Musician and actor Sola Akingbola has spent most of his life in London, UK, but his roots are in Oregun, Nigeria, where he was born to Yoruba parents. Describing his relationship to Nigeria as a musical odyssey in which he finds his way home via exploration of the unique melodies, rhythmic structures and philosophical poetry of the Yoruba people. Sola reveals his passion for the language of music: “I was always seduced by the sound of the Yoruba language and the way it was expressed within the drumming. When a Yoruba drummer plays, it’s not just music: he’s talking, reciting, teasing, invoking and praising. These qualities open up other worlds of interest for me that go beyond music; worlds that lead me to history, to the essence of my people. ”

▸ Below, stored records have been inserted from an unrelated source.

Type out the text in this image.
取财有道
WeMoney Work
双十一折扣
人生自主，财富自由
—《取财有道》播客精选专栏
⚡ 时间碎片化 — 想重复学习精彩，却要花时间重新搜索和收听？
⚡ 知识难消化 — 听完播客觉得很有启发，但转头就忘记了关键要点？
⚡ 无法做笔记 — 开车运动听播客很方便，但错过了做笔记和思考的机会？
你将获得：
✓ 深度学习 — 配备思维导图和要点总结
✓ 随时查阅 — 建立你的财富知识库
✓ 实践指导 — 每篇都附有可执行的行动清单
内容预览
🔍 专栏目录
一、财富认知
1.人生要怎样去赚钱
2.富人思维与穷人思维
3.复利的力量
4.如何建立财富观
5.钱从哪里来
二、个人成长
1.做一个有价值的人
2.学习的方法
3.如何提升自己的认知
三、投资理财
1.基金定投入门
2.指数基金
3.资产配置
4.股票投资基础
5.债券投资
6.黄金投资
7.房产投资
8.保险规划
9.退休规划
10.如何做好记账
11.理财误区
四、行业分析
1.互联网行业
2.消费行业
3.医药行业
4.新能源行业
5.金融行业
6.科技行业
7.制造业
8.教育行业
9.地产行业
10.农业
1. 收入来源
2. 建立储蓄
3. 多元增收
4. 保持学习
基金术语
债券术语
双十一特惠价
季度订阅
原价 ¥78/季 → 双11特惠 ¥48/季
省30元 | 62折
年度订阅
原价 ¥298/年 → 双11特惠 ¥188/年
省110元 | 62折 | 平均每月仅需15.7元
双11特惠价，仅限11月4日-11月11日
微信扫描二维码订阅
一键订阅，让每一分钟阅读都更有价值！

Inspired early on by Afro-fusion bands like Fela Kuti and Manu Dibango, Sola’s first journey into Yoruba music was playing percussion and then kit-drum for fellow Nigerian percussionist Gasper Lawal of the Oro Band, who was also based in the UK: “Gasper opened my ears and eyes to a rhythmic perspective that I always felt, but due to a lack of knowledge and technique was unable to realize. The first music I heard was Yoruba. It was inside the language I heard my parents speaking and pulsing through the drumming I soaked up as a child, listening to my dad’s favorite Yoruba artists: King Sunny Ade, Ebenezer Obey, Ayinia Kollington, Yusuf Olatunji and Haruna Isola.”

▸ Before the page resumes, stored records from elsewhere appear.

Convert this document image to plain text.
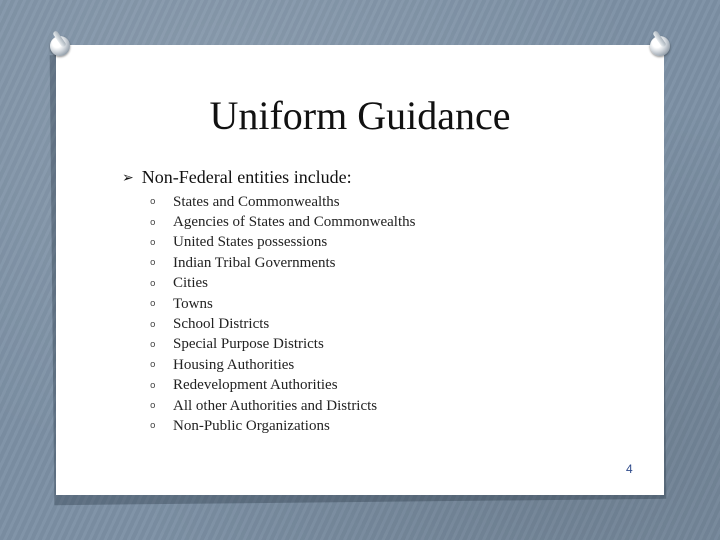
Uniform Guidance
➢ Non-Federal entities include:
o	States and Commonwealths
o	Agencies of States and Commonwealths
o	United States possessions
o	Indian Tribal Governments
o	Cities
o	Towns
o	School Districts
o	Special Purpose Districts
o	Housing Authorities
o	Redevelopment Authorities
o	All other Authorities and Districts
o	Non-Public Organizations
4
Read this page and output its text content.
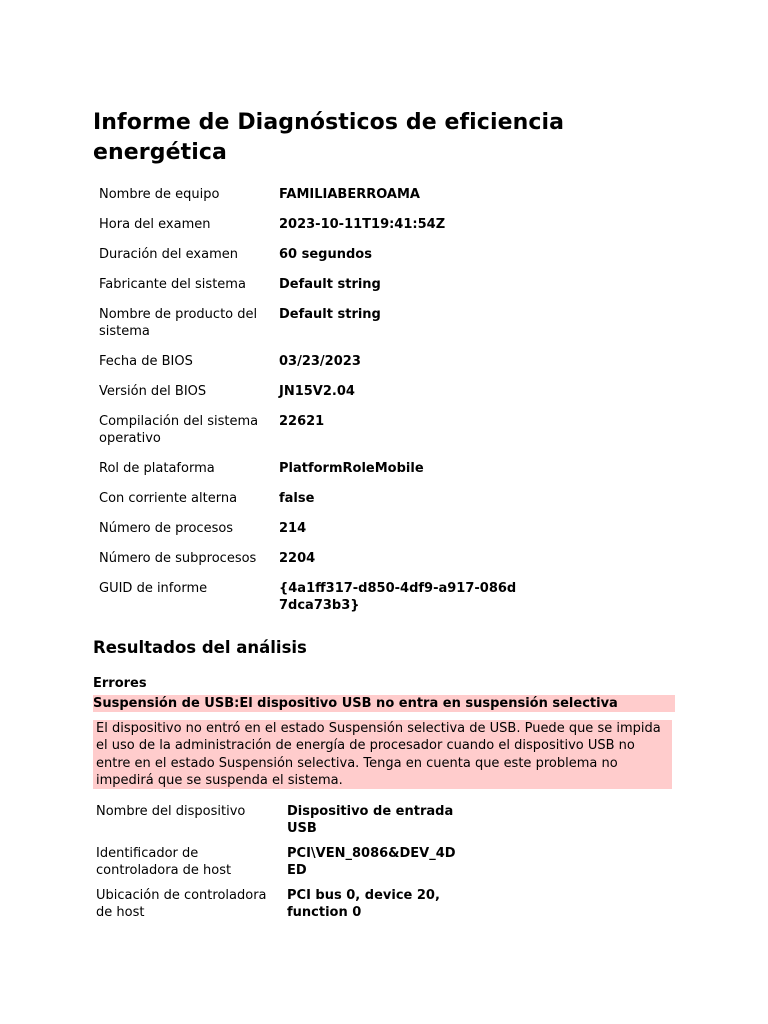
Informe de Diagnósticos de eficiencia energética
Nombre de equipo	FAMILIABERROAMA
Hora del examen	2023-10-11T19:41:54Z
Duración del examen	60 segundos
Fabricante del sistema	Default string
Nombre de producto del sistema	Default string
Fecha de BIOS	03/23/2023
Versión del BIOS	JN15V2.04
Compilación del sistema operativo	22621
Rol de plataforma	PlatformRoleMobile
Con corriente alterna	false
Número de procesos	214
Número de subprocesos	2204
GUID de informe	{4a1ff317-d850-4df9-a917-086d7dca73b3}
Resultados del análisis
Errores
Suspensión de USB:El dispositivo USB no entra en suspensión selectiva
El dispositivo no entró en el estado Suspensión selectiva de USB. Puede que se impida el uso de la administración de energía de procesador cuando el dispositivo USB no entre en el estado Suspensión selectiva. Tenga en cuenta que este problema no impedirá que se suspenda el sistema.
Nombre del dispositivo	Dispositivo de entrada USB
Identificador de controladora de host	PCI\VEN_8086&DEV_4DED
Ubicación de controladora de host	PCI bus 0, device 20, function 0
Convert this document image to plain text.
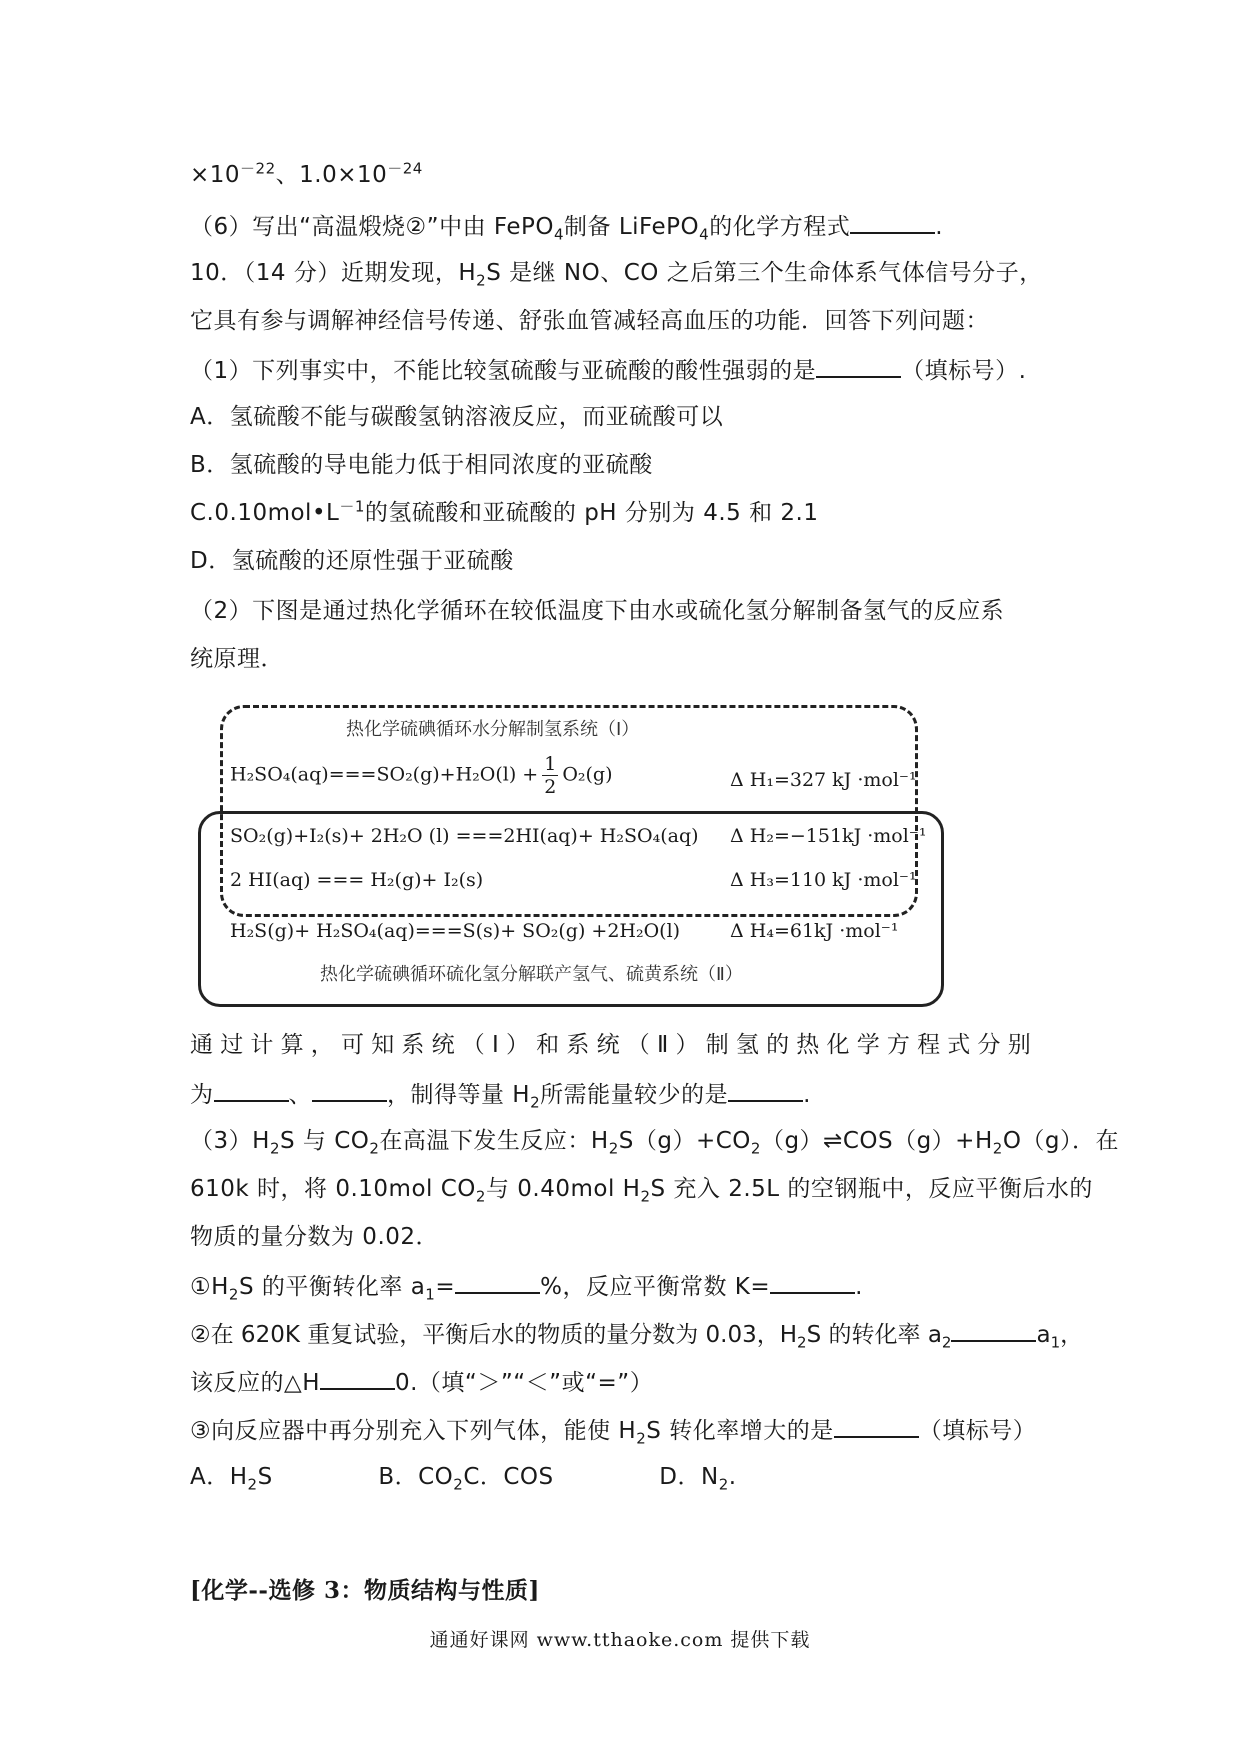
$\times 10^{-22}$、$1.0\times 10^{-24}$
（6）写出“高温煅烧②”中由 FePO$_4$制备 LiFePO$_4$的化学方程式	.
10．（14 分）近期发现，$H_2S$ 是继 NO、CO 之后第三个生命体系气体信号分子，
它具有参与调解神经信号传递、舒张血管减轻高血压的功能．回答下列问题：
（1）下列事实中，不能比较氢硫酸与亚硫酸的酸性强弱的是	（填标号）.
A．氢硫酸不能与碳酸氢钠溶液反应，而亚硫酸可以
B．氢硫酸的导电能力低于相同浓度的亚硫酸
$C.0.10mol•L^{-1}$的氢硫酸和亚硫酸的 pH 分别为 4.5 和 2.1
D．氢硫酸的还原性强于亚硫酸
（2）下图是通过热化学循环在较低温度下由水或硫化氢分解制备氢气的反应系
统原理．
热化学硫碘循环水分解制氢系统（Ⅰ）
$H_2SO_4(aq)===SO_2(g)+H_2O(l) + \frac{1}{2} O_2(g)$	Δ H₁=327 kJ ·mol⁻¹
SO₂(g)+I₂(s)+ 2H₂O (l) ===2HI(aq)+ H₂SO₄(aq) Δ H₂=−151kJ ·mol⁻¹
2 HI(aq) === H₂(g)+ I₂(s)	Δ H₃=110 kJ ·mol⁻¹
H₂S(g)+ H₂SO₄(aq)===S(s)+ SO₂(g) +2H₂O(l)	Δ H₄=61kJ ·mol⁻¹
热化学硫碘循环硫化氢分解联产氢气、硫黄系统（Ⅱ）
通过计算，可知系统（Ⅰ）和系统（Ⅱ）制氢的热化学方程式分别
为	、	，制得等量 $H_2$所需能量较少的是	.
$(3)H_2S$ 与 $CO_2$在高温下发生反应：$H_2S(g)+CO_2(g)\rightleftharpoons COS(g)+H_2O(g)$．在
610k 时，将 0.10mol $CO_2$与 0.40mol $H_2S$ 充入 2.5L 的空钢瓶中，反应平衡后水的
物质的量分数为 0.02．
$①H_2S$ 的平衡转化率 $a_1=$	%，反应平衡常数 K=	.
②在 620K 重复试验，平衡后水的物质的量分数为 0.03，$H_2S$ 的转化率 $a_2$	$a_1$，
该反应的△H	0.（填“＞”“＜”或“=”）
③向反应器中再分别充入下列气体，能使 $H_2S$ 转化率增大的是	（填标号）
A．$H_2S$	B．$CO_2C$．COS	D．$N_2$.
[化学--选修 3：物质结构与性质]
通通好课网 www.tthaoke.com 提供下载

Entering the jazz scene in the early 90s with the Ronny Jordan band and then finding his feet for the last decade in the jazz-funk of Jamiroquai, Sola has toured the world and played innumerable major international venues.
His 2007 solo CD, Routes To Roots: Yoruba Drums From Nigeria, took Sola way back to his roots exploring the unique melodies, rhythmic structures and philosophical poetry of the Yoruba people.